Budget 2026: Continuing the trajectory of fiscal consolidation

Wednesday, 12 November 2025 01:24 -     - {{hitsCtrl.values.hits}}

The 2026 Budget has been hailed for continuing the trajectory of fiscal consolidation and reforms. Compliance with the IMF-mandated revenue-based fiscal consolidation has been instrumental in restoring macroeconomic stability and normalcy from the depths of economic devastation experienced in 2022.

According to the 2025 Revised Budget Estimates, the Budget deficit for this year is expected to be Rs. 1,448 billion, compared to Rs. 2,040 billion in 2024. The Treasury is not expected to borrow at all from banks to finance the shortfall, thus, leaving more financial resources available to fund the requirements of the private sector-led investments.

In a salutary move, the Government has envisaged to consolidate the functions of the Industrial Development Board (IDB), National Enterprise Development Authority, and Small and Medium Enterprise Development Division and bring them under the supervision of the IDB. Hopefully, the move would establish an integrated framework for the development of SMEs in the country. The Government intends to provide credit guarantees for loans amounting to around Rs. 7 billion next year to enable SMEs to obtain loans without collateral under the National Credit Guarantee Institution, which began its commercial operations last January.

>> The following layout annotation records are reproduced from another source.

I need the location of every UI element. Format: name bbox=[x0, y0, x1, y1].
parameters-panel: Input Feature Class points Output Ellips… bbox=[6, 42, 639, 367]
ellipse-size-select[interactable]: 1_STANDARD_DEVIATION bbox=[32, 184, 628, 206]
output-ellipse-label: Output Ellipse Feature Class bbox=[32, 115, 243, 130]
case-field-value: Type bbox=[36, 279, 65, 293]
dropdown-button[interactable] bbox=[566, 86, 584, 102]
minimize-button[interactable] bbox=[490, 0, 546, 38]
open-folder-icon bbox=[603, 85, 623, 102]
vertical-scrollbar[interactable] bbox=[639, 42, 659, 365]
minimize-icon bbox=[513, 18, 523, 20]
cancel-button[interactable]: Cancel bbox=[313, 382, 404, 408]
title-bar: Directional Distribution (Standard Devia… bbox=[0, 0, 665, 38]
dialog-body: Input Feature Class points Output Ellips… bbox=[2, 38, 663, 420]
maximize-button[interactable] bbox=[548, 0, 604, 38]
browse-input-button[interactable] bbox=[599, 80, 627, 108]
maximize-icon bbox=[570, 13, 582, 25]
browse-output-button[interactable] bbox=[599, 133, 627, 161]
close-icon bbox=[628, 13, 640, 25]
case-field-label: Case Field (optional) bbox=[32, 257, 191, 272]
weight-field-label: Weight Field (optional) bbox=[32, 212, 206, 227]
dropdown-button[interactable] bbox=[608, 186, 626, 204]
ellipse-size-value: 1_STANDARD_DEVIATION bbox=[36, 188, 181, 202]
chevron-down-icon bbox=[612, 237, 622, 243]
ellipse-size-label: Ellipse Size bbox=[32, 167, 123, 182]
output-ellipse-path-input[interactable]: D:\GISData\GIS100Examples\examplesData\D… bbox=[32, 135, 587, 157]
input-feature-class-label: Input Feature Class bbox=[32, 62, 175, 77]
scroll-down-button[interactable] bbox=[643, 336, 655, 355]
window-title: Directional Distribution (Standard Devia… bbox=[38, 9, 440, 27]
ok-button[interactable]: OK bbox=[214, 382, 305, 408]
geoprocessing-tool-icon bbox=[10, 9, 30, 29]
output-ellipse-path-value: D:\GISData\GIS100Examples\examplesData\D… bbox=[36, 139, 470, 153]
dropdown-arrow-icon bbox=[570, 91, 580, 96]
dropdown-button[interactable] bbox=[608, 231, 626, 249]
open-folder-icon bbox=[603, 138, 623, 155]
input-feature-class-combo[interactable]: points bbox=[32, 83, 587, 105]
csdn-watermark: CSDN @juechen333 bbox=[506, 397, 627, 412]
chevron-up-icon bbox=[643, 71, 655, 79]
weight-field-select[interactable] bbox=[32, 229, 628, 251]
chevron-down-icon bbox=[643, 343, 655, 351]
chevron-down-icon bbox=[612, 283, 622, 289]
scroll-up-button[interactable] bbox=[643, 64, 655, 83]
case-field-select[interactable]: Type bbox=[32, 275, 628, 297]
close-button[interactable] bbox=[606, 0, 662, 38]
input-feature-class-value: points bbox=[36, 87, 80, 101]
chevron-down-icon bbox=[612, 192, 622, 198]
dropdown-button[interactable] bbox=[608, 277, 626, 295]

Highlighting the importance the administration has placed on the promotion and development of exports, the Government has allocated a significant amount of funds to the premier State Export Promotion and Development agency – the Sri Lanka Export Development Board (EDB). The EDB has been allocated Rs. 250 million under the National Export Brand Promotion Plan while a further Rs. 250 million in addition to the provisions allocated to the EDB’s routine activities such as participation in trade fairs, promotion of SMEs, etc. 2026 will be a landmark year for the country’s export sector as the EDB plans to host Sri Lanka Expo 2026 after a gap of 14 years.  The event is expected to attract around 1,500 participants, including exporters, SMEs, buyers, and investors.

Apart from achieving fiscal prudence and discipline, the Government also needs to focus on accelerating economic growth to provide tangible benefits to the masses. With the IMF program in effect, the Government has been constrained in terms of spending extensively on development projects. Under such circumstances, policymakers need to think out of the box and vigorously explore avenues such as Public-Private Partnerships (PPPs). Our giant neighbour India has achieved considerable progress in infrastructure development by successfully adopting the PPP model in spheres like highway development, the creation and management of modern airports and ports, railway station redevelopment, and large-scale renewable energy projects. The Government has moved in the right direction in this regard by drafting the PPP Act and plans are underway to introduce the act early next year.

The Budget has also allocated Rs. 5 billion to increase the current minimum daily wage of estate workers from Rs. 1,350 to Rs. 1,550 apart from paying a daily attendance incentive of Rs. 200. However, critics have described it as unwarranted intervention on the part of the Government. Industry experts have slammed the move due to its absence of productivity linkage.

The implementation of Budget proposals effectively has been a huge cause of concern for a considerable period of time. Archaic and cumbersome procurement guidelines and regulations have always stifled the implementation of Budget proposals. There is a huge responsibility on the part of the public sector officials to contribute effectively towards the realisation of Budgetary objectives.